My english does’nt permit me to understand really what this sentence means. So forgive me if i’m wrong in my return.
So the gear mentionned use reverse chords too, and permit some inversion and also takes in account the possibility to reinforce some notes of the chord by doubling it with octave.
Other thing : the possibility of user chords that alowed to reproduce chords progression we like, or maintain as changing the scale and key note.
For me, ignorant in musical theory, it’s perfectly enough. Futhermore, since my music isn’t listened by pro musicians, my ears and my feeling are enough.
Now I understand what you mean, and your insert might be very useful for the electronauts.
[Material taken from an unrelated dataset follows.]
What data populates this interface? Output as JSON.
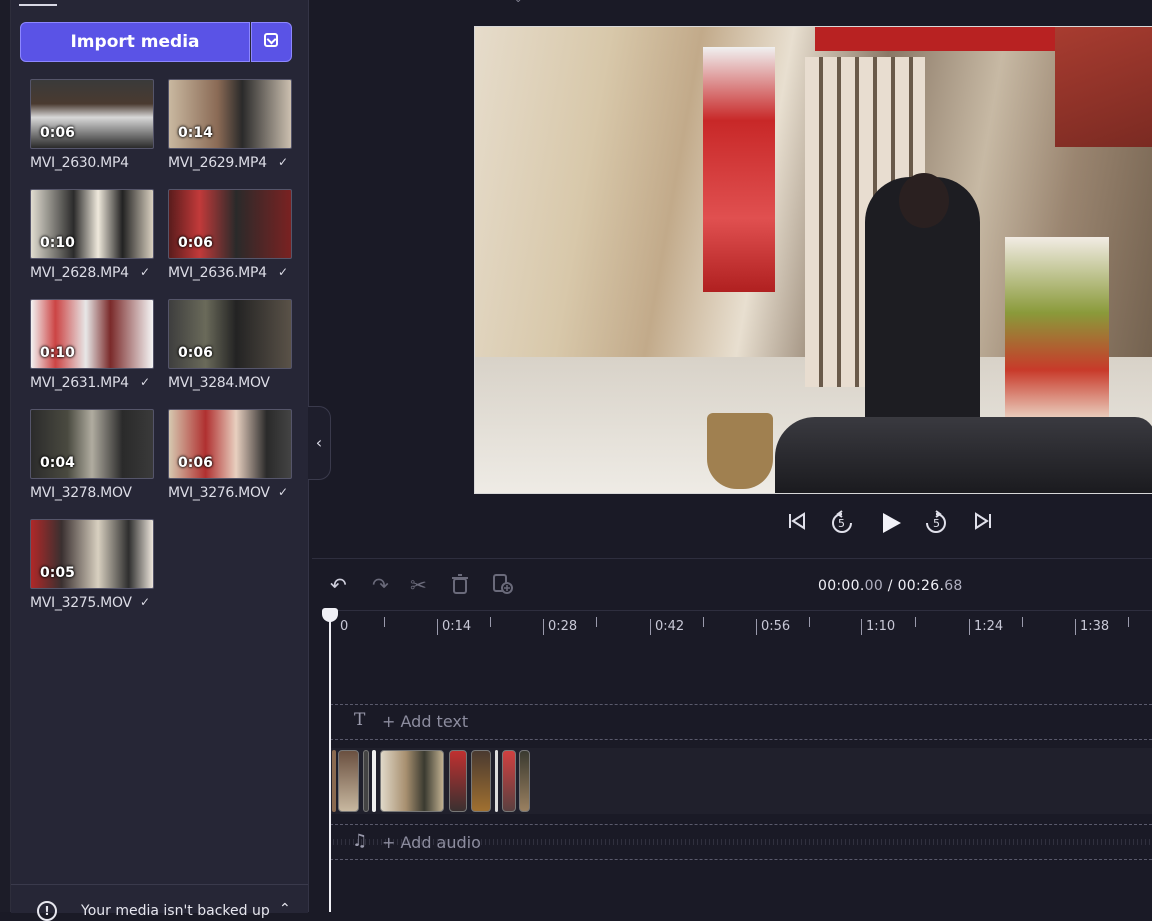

Thanks for your appreciated explainations.
I saw that Loopop video as I really like the work of Olafur Arnalds (I would really like to get his Composer Toolkit by Spitfire Audio), Nils Frahm (saw him 3 times in Montreal) and all the Erased Tapes artists. Thanks for sharing the info to all the Community.
Cthuhlu I think will blow everything else away. I have it and couldnt live without it anymore.
Take it away and I’m lost, with it I can play Bach!